Gov. Bill Richardson announced Monday that he was “encouraged” after his trip to North Korea, particularly over the country’s decision to respond in “a statesmanlike manner” after South Korea began military exercises.
During Richardson’s Dec. 16-20 trip, South Korea participated in live-fire drills that prompted a threat of retaliation by North Korea. Cooler heads prevailed, and North Korea did not respond.
“I am very encouraged by the news that North Korea will not react militarily to South Korea’s drills,” Richardson said. “During my meetings in Pyongyang, I repeatedly pressed North Korea not to retaliate. The result is that South Korea was able to flex its muscles, and North Korea reacted in a statesmanlike manner. I hope this will signal a new chapter and a round of dialogue to lessen tension on the Korean peninsula.”
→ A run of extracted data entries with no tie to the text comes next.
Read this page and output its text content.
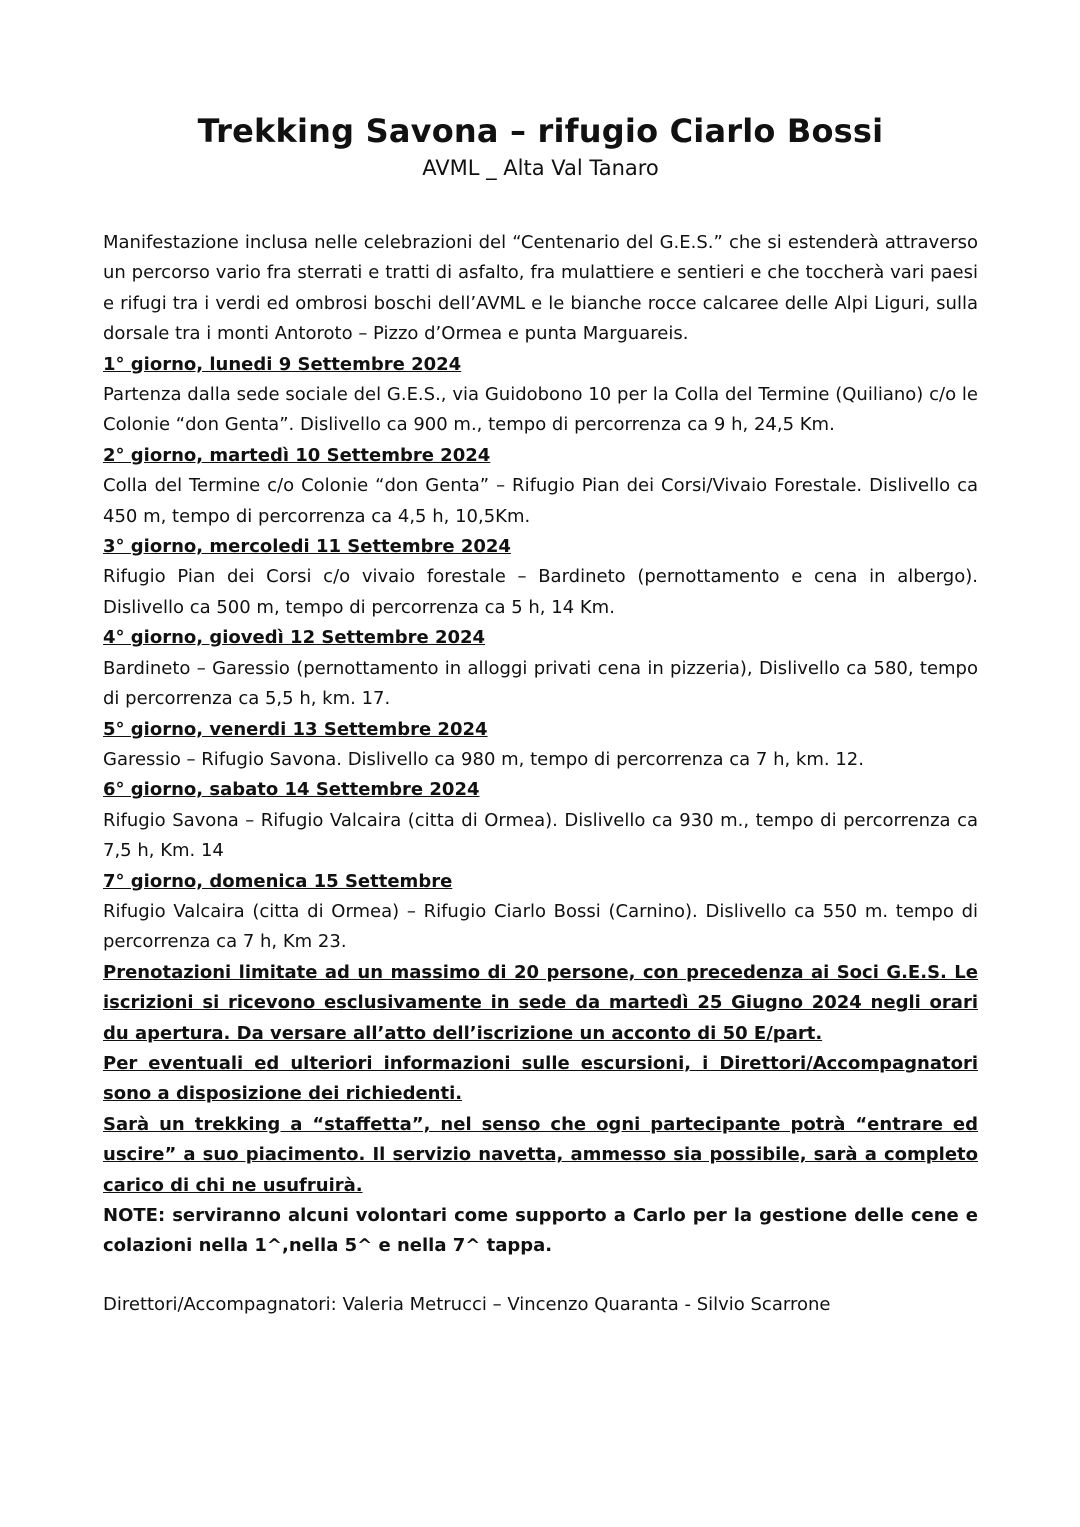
Trekking Savona – rifugio Ciarlo Bossi
AVML _ Alta Val Tanaro

Manifestazione inclusa nelle celebrazioni del “Centenario del G.E.S.” che si estenderà attraverso un percorso vario fra sterrati e tratti di asfalto, fra mulattiere e sentieri e che toccherà vari paesi e rifugi tra i verdi ed ombrosi boschi dell’AVML e le bianche rocce calcaree delle Alpi Liguri, sulla dorsale tra i monti Antoroto – Pizzo d’Ormea e punta Marguareis.

1° giorno, lunedi 9 Settembre 2024

Partenza dalla sede sociale del G.E.S., via Guidobono 10 per la Colla del Termine (Quiliano) c/o le Colonie “don Genta”. Dislivello ca 900 m., tempo di percorrenza ca 9 h, 24,5 Km.

2° giorno, martedì 10 Settembre 2024

Colla del Termine c/o Colonie “don Genta” – Rifugio Pian dei Corsi/Vivaio Forestale. Dislivello ca 450 m, tempo di percorrenza ca 4,5 h, 10,5Km.

3° giorno, mercoledi 11 Settembre 2024

Rifugio Pian dei Corsi c/o vivaio forestale – Bardineto (pernottamento e cena in albergo). Dislivello ca 500 m, tempo di percorrenza ca 5 h, 14 Km.

4° giorno, giovedì 12 Settembre 2024

Bardineto – Garessio (pernottamento in alloggi privati cena in pizzeria), Dislivello ca 580, tempo di percorrenza ca 5,5 h, km. 17.

5° giorno, venerdi 13 Settembre 2024

Garessio – Rifugio Savona. Dislivello ca 980 m, tempo di percorrenza ca 7 h, km. 12.

6° giorno, sabato 14 Settembre 2024

Rifugio Savona – Rifugio Valcaira (citta di Ormea). Dislivello ca 930 m., tempo di percorrenza ca 7,5 h, Km. 14

7° giorno, domenica 15 Settembre

Rifugio Valcaira (citta di Ormea) – Rifugio Ciarlo Bossi (Carnino). Dislivello ca 550 m. tempo di percorrenza ca 7 h, Km 23.

Prenotazioni limitate ad un massimo di 20 persone, con precedenza ai Soci G.E.S. Le iscrizioni si ricevono esclusivamente in sede da martedì 25 Giugno 2024 negli orari du apertura. Da versare all’atto dell’iscrizione un acconto di 50 E/part.

Per eventuali ed ulteriori informazioni sulle escursioni, i Direttori/Accompagnatori sono a disposizione dei richiedenti.

Sarà un trekking a “staffetta”, nel senso che ogni partecipante potrà “entrare ed uscire” a suo piacimento. Il servizio navetta, ammesso sia possibile, sarà a completo carico di chi ne usufruirà.

NOTE: serviranno alcuni volontari come supporto a Carlo per la gestione delle cene e colazioni nella 1^,nella 5^ e nella 7^ tappa.

Direttori/Accompagnatori: Valeria Metrucci – Vincenzo Quaranta - Silvio Scarrone
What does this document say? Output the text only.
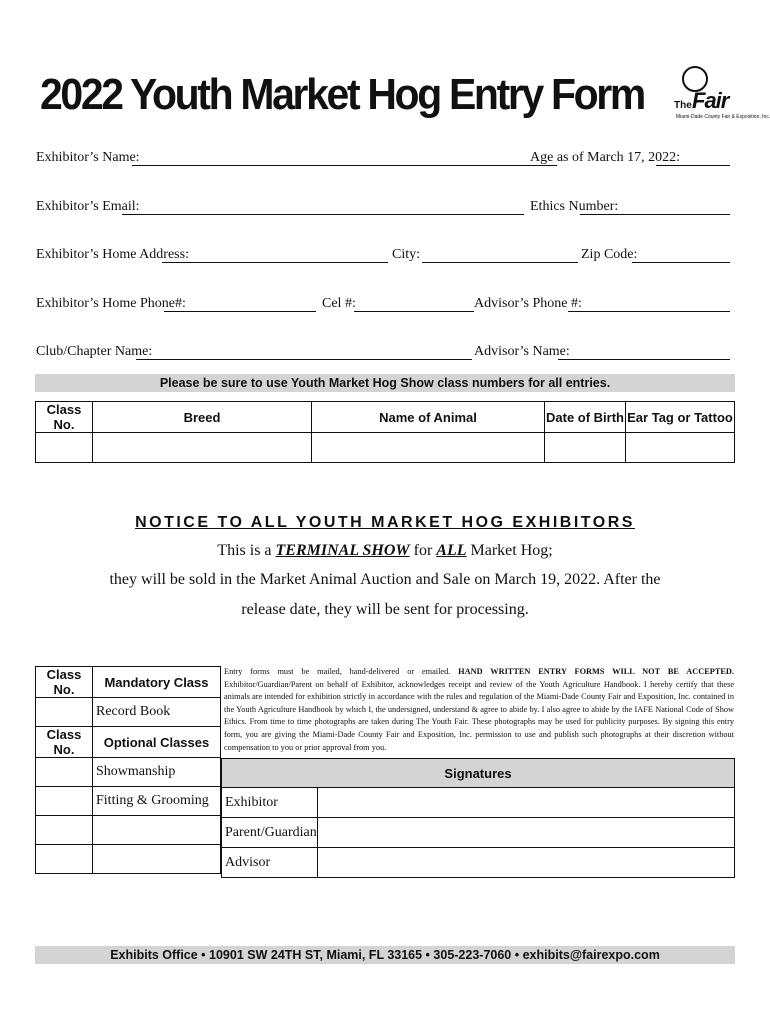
2022 Youth Market Hog Entry Form	The Fair
Miami-Dade County Fair & Exposition, Inc.
Exhibitor’s Name:	Age as of March 17, 2022:
Exhibitor’s Email:	Ethics Number:
Exhibitor’s Home Address:	City:	Zip Code:
Exhibitor’s Home Phone#:	Cel #:	Advisor’s Phone #:
Club/Chapter Name:	Advisor’s Name:
Please be sure to use Youth Market Hog Show class numbers for all entries.
Class No.	Breed	Name of Animal	Date of Birth	Ear Tag or Tattoo

NOTICE TO ALL YOUTH MARKET HOG EXHIBITORS
This is a TERMINAL SHOW for ALL Market Hog;
they will be sold in the Market Animal Auction and Sale on March 19, 2022. After the
release date, they will be sent for processing.
Class No.	Mandatory Class
	Record Book
Class No.	Optional Classes
	Showmanship
	Fitting & Grooming

Entry forms must be mailed, hand-delivered or emailed. HAND WRITTEN ENTRY FORMS WILL NOT BE ACCEPTED. Exhibitor/Guardian/Parent on behalf of Exhibitor, acknowledges receipt and review of the Youth Agriculture Handbook. I hereby certify that these animals are intended for exhibition strictly in accordance with the rules and regulation of the Miami-Dade County Fair and Exposition, Inc. contained in the Youth Agriculture Handbook by which I, the undersigned, understand & agree to abide by. I also agree to abide by the IAFE National Code of Show Ethics. From time to time photographs are taken during The Youth Fair. These photographs may be used for publicity purposes. By signing this entry form, you are giving the Miami-Dade County Fair and Exposition, Inc. permission to use and publish such photographs at their discretion without compensation to you or prior approval from you.
Signatures	
Exhibitor	
Parent/Guardian	
Advisor	
Exhibits Office • 10901 SW 24TH ST, Miami, FL 33165 • 305-223-7060 • exhibits@fairexpo.com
South Korea said it was too early to tell if the offer from North Korea was genuine or not.
“We need to assess overall the scope of inspection and the motivation behind North Korea agreeing to let IAEA inspectors back in,” South Korean Foreign Ministry spokesman Kim Young-sun told reporters Monday.
Richardson also discussed a military commission that would involve representatives from North Korea, South Korea and the United States to monitor and prevent conflicts in the disputed areas of the West Sea.
Richardson was not in North Korea on an official State Department trip. Richardson has traveled to the secretive country before and received diplomats in New Mexico from the country.